Trucks lining up along the port’s major arterials waiting for access to the port’s container terminals has drawn an ever-louder chorus of complaints from Tideflats businesses in recent weeks. Those businesses said the waiting trucks were blocking driveways and intersections and restricting access to their plants and warehouses.
Port of Tacoma spokeswoman Tara Mattina said the port heard those complaints. Working with local law enfocement agencies, the port published a new set of rules earlier this fall for trucks queuing up in the early morning hours for access to the port’s terminals. The port, in a message on its website Thursday, issued a reminder for truckers to comply with those rules.
Trucks move shipping containers to and from the port. Drivers have begun lining up before dawn to ensure that they get first access to the terminals when the gates open.
Container movements at the port and 28 others on the West Coast has dropped dramatically since Oct. 31 when the International Longshore Workers Union and the Pacific Maritime Association, concluded an unsuccessful bargaining session. The ILWU and the PMA, which represents terminal operators and shipping companies along the West Coast have been meeting since May to try to hammer out a new long-term labor contract.
The existing contract expired July 1. Under an informal agreement, longshore workers continued to handle cargoes under the terms of the old contract until Halloween, when the work slowed by as much as 60 percent. The union blamed the slowdown on mismanagement and chassis shortage. The PMA said the union deliberately was cutting the production pace.

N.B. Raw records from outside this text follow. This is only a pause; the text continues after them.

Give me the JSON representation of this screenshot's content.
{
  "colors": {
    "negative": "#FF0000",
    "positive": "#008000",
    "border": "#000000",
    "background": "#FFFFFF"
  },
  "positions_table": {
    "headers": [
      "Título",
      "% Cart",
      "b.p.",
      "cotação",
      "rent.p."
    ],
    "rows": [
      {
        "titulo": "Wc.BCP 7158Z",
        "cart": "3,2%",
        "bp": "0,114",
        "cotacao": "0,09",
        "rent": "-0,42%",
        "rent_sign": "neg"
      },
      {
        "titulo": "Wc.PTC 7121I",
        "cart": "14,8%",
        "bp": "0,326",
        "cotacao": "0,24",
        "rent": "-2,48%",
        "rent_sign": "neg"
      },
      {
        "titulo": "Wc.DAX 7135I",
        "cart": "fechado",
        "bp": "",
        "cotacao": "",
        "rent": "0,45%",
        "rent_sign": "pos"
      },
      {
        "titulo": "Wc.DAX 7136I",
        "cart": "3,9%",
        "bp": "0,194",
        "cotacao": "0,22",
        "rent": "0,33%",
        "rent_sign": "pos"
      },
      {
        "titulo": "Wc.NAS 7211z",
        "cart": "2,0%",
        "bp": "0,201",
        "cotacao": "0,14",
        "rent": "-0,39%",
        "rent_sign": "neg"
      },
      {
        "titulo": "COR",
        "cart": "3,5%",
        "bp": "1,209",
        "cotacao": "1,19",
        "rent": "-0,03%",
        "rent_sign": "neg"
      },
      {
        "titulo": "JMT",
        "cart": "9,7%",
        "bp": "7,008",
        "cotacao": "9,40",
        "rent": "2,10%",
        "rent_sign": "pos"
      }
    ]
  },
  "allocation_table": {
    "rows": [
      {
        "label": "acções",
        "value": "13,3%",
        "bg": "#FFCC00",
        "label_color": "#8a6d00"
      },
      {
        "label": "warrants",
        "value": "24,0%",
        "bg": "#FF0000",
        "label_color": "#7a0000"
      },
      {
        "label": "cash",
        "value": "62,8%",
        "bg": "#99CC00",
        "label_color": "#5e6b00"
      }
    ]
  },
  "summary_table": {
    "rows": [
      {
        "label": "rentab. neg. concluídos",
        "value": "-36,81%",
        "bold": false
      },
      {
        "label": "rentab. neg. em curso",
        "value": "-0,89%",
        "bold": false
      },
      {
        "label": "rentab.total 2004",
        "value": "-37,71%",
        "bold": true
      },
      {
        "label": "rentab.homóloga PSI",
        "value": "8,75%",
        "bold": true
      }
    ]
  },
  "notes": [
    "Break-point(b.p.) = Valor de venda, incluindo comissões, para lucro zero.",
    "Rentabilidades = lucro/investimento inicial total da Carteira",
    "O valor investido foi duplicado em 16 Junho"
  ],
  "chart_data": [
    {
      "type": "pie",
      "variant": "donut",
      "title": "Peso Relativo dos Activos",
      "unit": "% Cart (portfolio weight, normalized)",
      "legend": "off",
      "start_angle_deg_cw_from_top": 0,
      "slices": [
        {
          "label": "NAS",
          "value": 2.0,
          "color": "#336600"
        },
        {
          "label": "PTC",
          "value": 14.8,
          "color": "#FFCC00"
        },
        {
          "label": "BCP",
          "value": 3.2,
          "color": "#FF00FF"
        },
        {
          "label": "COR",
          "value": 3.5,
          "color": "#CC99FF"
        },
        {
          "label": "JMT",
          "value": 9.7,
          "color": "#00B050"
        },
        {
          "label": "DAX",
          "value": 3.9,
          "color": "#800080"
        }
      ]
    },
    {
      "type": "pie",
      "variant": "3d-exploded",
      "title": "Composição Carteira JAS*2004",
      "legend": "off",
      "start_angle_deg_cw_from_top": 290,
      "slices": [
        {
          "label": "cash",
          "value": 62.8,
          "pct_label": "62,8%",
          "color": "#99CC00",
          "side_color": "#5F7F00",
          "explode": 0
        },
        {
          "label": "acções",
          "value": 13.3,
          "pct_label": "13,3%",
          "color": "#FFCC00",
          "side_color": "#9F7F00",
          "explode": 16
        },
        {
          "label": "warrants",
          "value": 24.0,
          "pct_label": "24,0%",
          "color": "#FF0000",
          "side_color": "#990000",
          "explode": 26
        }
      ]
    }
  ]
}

The two sides have met this week seeking to reach a new deal, but thus far haven’t announced any resolution to the issue. A union caucus next week in San Francisco may allow ILWU national leaders to broach new solutions to local leaders attending the meeting.
Meanwhile, farmers, merchants, port leaders and manufacturers have all urged the two sides to reach a resolution and have asked President Barack Obama to appoint a federal mediator to get the talks moving.
Merchants have complained their imported goods from overseas are marooned on the docks during the holiday buying season. Farmers have said their perishable apples, potatoes and Christmas trees are spoiling waiting for transport, and manufacturers say they’re running short of vital parts made in Asia.